Electricity is the UK’s Achilles Heel, and a number of things have unintentionally conspired to lead us into such an unstable situation. Firstly, we’ve been forced by the fossil fuel enviro-loonies to invest in totally pointless wind turbines. They are extremely expensive for us the consumers, yet highly lucrative for those who plant them and get paid a small fortune regardless of whether or not they are providing any actual electricity. The cheaper and more reliable electricity generating power plants are being forced to close by stupid legislation from the greenie infected EU.
The result is that for the first time in decades we don’t actually have the ability to generate enough electricity. Instead, we are trying to buy it in from other countries.
When we can’t manage to get enough, mainly because other countries need their electricity for themselves, we have the brilliant plan which forces our dwindling manufacturing businesses that are high consumers, to close down their operations. Yep, the government pays them to switch everything off and send home all the workers for a day or two.
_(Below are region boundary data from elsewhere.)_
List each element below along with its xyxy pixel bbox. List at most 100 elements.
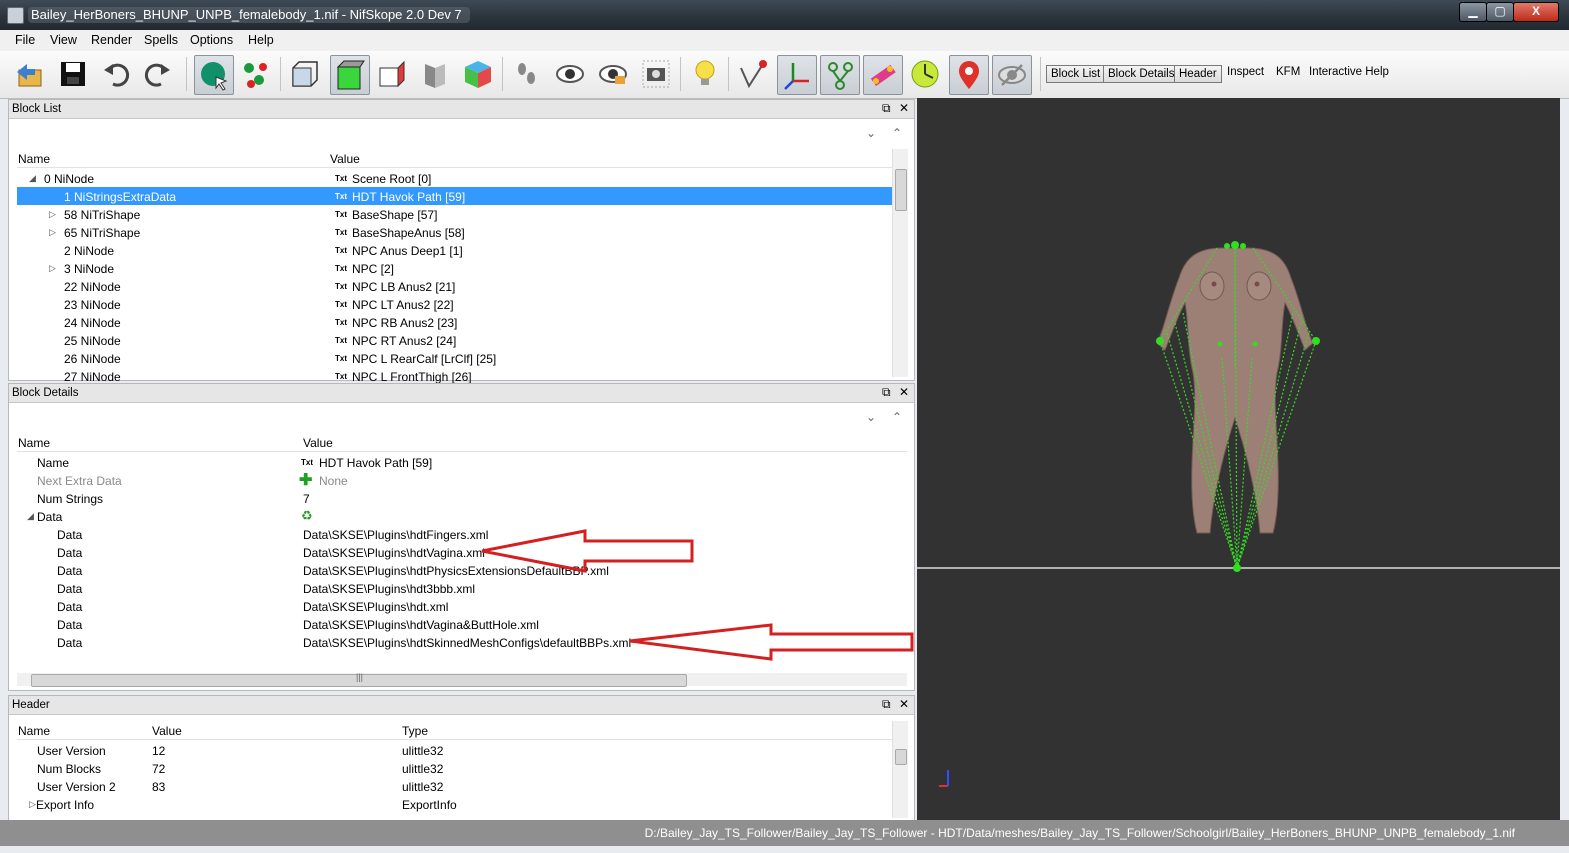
col-value[interactable]: Value <box>303 436 333 450</box>
show-markers-icon[interactable] <box>949 55 989 95</box>
block-value: NPC LB Anus2 [21] <box>352 280 456 294</box>
detail-row[interactable]: Data Data\SKSE\Plugins\hdtVagina&ButtHole… <box>17 615 907 633</box>
lighting-icon[interactable] <box>686 55 724 93</box>
block-name: 22 NiNode <box>64 280 121 294</box>
screenshot-icon[interactable] <box>637 55 675 93</box>
close-panel-icon[interactable]: ✕ <box>899 385 909 399</box>
block-list-row[interactable]: 22 NiNode Txt NPC LB Anus2 [21] <box>17 277 892 295</box>
expand-arrow-icon[interactable]: ▷ <box>49 263 56 274</box>
view-top-icon[interactable] <box>330 55 370 95</box>
expand-arrow-icon[interactable]: ◢ <box>27 511 34 522</box>
detail-row[interactable]: Data Data\SKSE\Plugins\hdtFingers.xml <box>17 525 907 543</box>
menu-help[interactable]: Help <box>248 33 274 47</box>
detail-row[interactable]: Data Data\SKSE\Plugins\hdt3bbb.xml <box>17 579 907 597</box>
menu-render[interactable]: Render <box>91 33 132 47</box>
select-vertex-icon[interactable] <box>238 55 276 93</box>
minimize-button[interactable]: ▁ <box>1459 2 1487 22</box>
expand-arrow-icon[interactable]: ▷ <box>29 799 36 810</box>
menu-options[interactable]: Options <box>190 33 233 47</box>
header-value: 83 <box>152 780 166 794</box>
show-constraints-icon[interactable] <box>906 55 944 93</box>
close-panel-icon[interactable]: ✕ <box>899 101 909 115</box>
show-vertices-icon[interactable] <box>734 55 772 93</box>
block-details-title: Block Details <box>12 387 79 399</box>
view-front-icon[interactable] <box>286 55 324 93</box>
header-row[interactable]: User Version 2 83 ulittle32 <box>17 777 892 795</box>
block-list-row[interactable]: 24 NiNode Txt NPC RB Anus2 [23] <box>17 313 892 331</box>
inspect-link[interactable]: Inspect <box>1227 66 1264 78</box>
show-nodes-icon[interactable] <box>820 55 860 95</box>
block-list-row[interactable]: 1 NiStringsExtraData Txt HDT Havok Path [5… <box>17 187 892 205</box>
collapse-all-icon[interactable]: ⌃ <box>892 410 902 424</box>
interactive-help-link[interactable]: Interactive Help <box>1309 66 1389 78</box>
load-icon[interactable] <box>10 55 48 93</box>
collapse-all-icon[interactable]: ⌃ <box>892 126 902 140</box>
header-row[interactable]: ▷ Export Info ExportInfo <box>17 795 892 813</box>
block-list-row[interactable]: ▷ 3 NiNode Txt NPC [2] <box>17 259 892 277</box>
col-value[interactable]: Value <box>330 152 360 166</box>
toggle-block-list[interactable]: Block List <box>1046 65 1106 83</box>
block-list-row[interactable]: 2 NiNode Txt NPC Anus Deep1 [1] <box>17 241 892 259</box>
menu-spells[interactable]: Spells <box>144 33 178 47</box>
kfm-link[interactable]: KFM <box>1276 66 1300 78</box>
menu-file[interactable]: File <box>15 33 35 47</box>
col-name[interactable]: Name <box>18 436 50 450</box>
walk-icon[interactable] <box>508 55 546 93</box>
show-marker-icon[interactable] <box>594 55 632 93</box>
detail-row[interactable]: Num Strings 7 <box>17 489 907 507</box>
user-view-icon[interactable] <box>459 55 497 93</box>
undo-icon[interactable] <box>98 55 136 93</box>
detail-row[interactable]: Name Txt HDT Havok Path [59] <box>17 453 907 471</box>
hide-icon[interactable] <box>992 55 1032 95</box>
toggle-block-details[interactable]: Block Details <box>1103 65 1180 83</box>
txt-icon: Txt <box>335 246 347 255</box>
close-panel-icon[interactable]: ✕ <box>899 697 909 711</box>
header-row[interactable]: Num Block Types 9 ushort <box>17 813 892 818</box>
scroll-thumb[interactable] <box>895 749 907 765</box>
header-value: 9 <box>152 816 159 818</box>
header-row[interactable]: Num Blocks 72 ulittle32 <box>17 759 892 777</box>
show-havok-icon[interactable] <box>863 55 903 95</box>
block-list-row[interactable]: ◢ 0 NiNode Txt Scene Root [0] <box>17 169 892 187</box>
header-vscroll[interactable] <box>892 721 908 818</box>
expand-arrow-icon[interactable]: ◢ <box>29 173 36 184</box>
block-list-row[interactable]: 26 NiNode Txt NPC L RearCalf [LrClf] [25] <box>17 349 892 367</box>
expand-arrow-icon[interactable]: ▷ <box>49 227 56 238</box>
render-viewport[interactable] <box>917 98 1560 820</box>
block-details-panel: Block Details ⧉ ✕ ⌄ ⌃ Name Value Name Txt… <box>8 383 915 691</box>
maximize-button[interactable]: ▢ <box>1486 2 1514 22</box>
model-view[interactable] <box>917 98 1560 820</box>
detail-row[interactable]: ◢ Data ♻ <box>17 507 907 525</box>
txt-icon: Txt <box>335 210 347 219</box>
perspective-icon[interactable] <box>416 55 454 93</box>
save-icon[interactable] <box>54 55 92 93</box>
detail-row[interactable]: Next Extra Data ✚ None <box>17 471 907 489</box>
detail-row[interactable]: Data Data\SKSE\Plugins\hdtVagina.xml <box>17 543 907 561</box>
block-list-row[interactable]: 25 NiNode Txt NPC RT Anus2 [24] <box>17 331 892 349</box>
redo-icon[interactable] <box>138 55 176 93</box>
menu-view[interactable]: View <box>50 33 77 47</box>
expand-all-icon[interactable]: ⌄ <box>866 410 876 424</box>
scroll-thumb[interactable] <box>895 169 907 211</box>
header-row[interactable]: User Version 12 ulittle32 <box>17 741 892 759</box>
block-list-row[interactable]: 23 NiNode Txt NPC LT Anus2 [22] <box>17 295 892 313</box>
show-hidden-icon[interactable] <box>551 55 589 93</box>
col-name[interactable]: Name <box>18 152 50 166</box>
float-icon[interactable]: ⧉ <box>882 101 891 116</box>
view-side-icon[interactable] <box>373 55 411 93</box>
show-axes-icon[interactable] <box>777 55 817 95</box>
block-list-vscroll[interactable] <box>892 149 908 377</box>
block-list-row[interactable]: ▷ 58 NiTriShape Txt BaseShape [57] <box>17 205 892 223</box>
close-button[interactable]: X <box>1513 2 1559 22</box>
expand-all-icon[interactable]: ⌄ <box>866 126 876 140</box>
toggle-header[interactable]: Header <box>1174 65 1222 83</box>
block-list-row[interactable]: ▷ 65 NiTriShape Txt BaseShapeAnus [58] <box>17 223 892 241</box>
file-path: D:/Bailey_Jay_TS_Follower/Bailey_Jay_TS_… <box>644 826 1515 840</box>
block-details-hscroll[interactable]: ||| <box>17 672 907 687</box>
detail-row[interactable]: Data Data\SKSE\Plugins\hdtPhysicsExtensio… <box>17 561 907 579</box>
select-object-icon[interactable] <box>194 55 234 95</box>
detail-row[interactable]: Data Data\SKSE\Plugins\hdt.xml <box>17 597 907 615</box>
float-icon[interactable]: ⧉ <box>882 385 891 400</box>
detail-row[interactable]: Data Data\SKSE\Plugins\hdtSkinnedMeshConf… <box>17 633 907 651</box>
expand-arrow-icon[interactable]: ▷ <box>49 209 56 220</box>
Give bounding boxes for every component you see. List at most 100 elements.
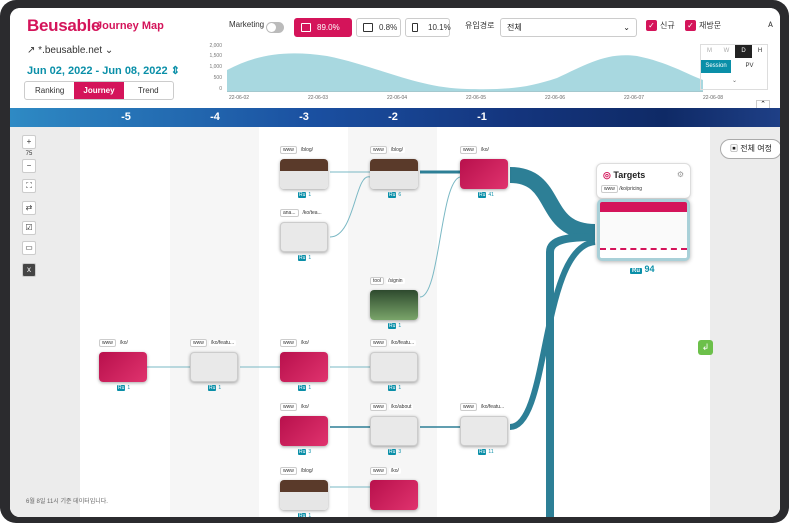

They do this to allow the power they would normally use in the factory to be diverted and used to try to keep the lights on and the population from freezing to death in their homes.
How crazy is all this?
In the bleak mid-winter when the wind turbines are too iced up to move or the wind drops, and the tiny spare capacity we had is all used up and nobody can supply us with any more and we’ve paid to close all the available factories, we are left with nothing but collapse in our power supply.
I’m guessing they’ll try to manage this with rolling black-outs like they did in the 1970s.
Rolling black-outs were ok(ish) in the 1970s. The majority of the heat for the home came from coal fires, paraffin heaters, and other sources that weren’t affected by the lack of electricity. Freezers were not as prominent, and, apart from lighting, all people had was a TV. Not the massive collection of wi-fi gizmos we have today. In the 1970s when the TV went off, we switched on our radios. In those days radios were nearly always battery operated. Or we went to bed and had sex. That also involved a battery. Or unlit candles.
Anyway. Today when the electricity goes off, we get in a real pickle. A panic. And, as was demonstrated by the half hour in London’s Soho, everything stops.
Not everything automatically reboots and restarts when the juice starts flowing again, not even heating systems. That’s why old folk are going to die. And all because we have mental policies imposed upon us by mad green people who hate their own species.
When are we going to learn? When it’s too late?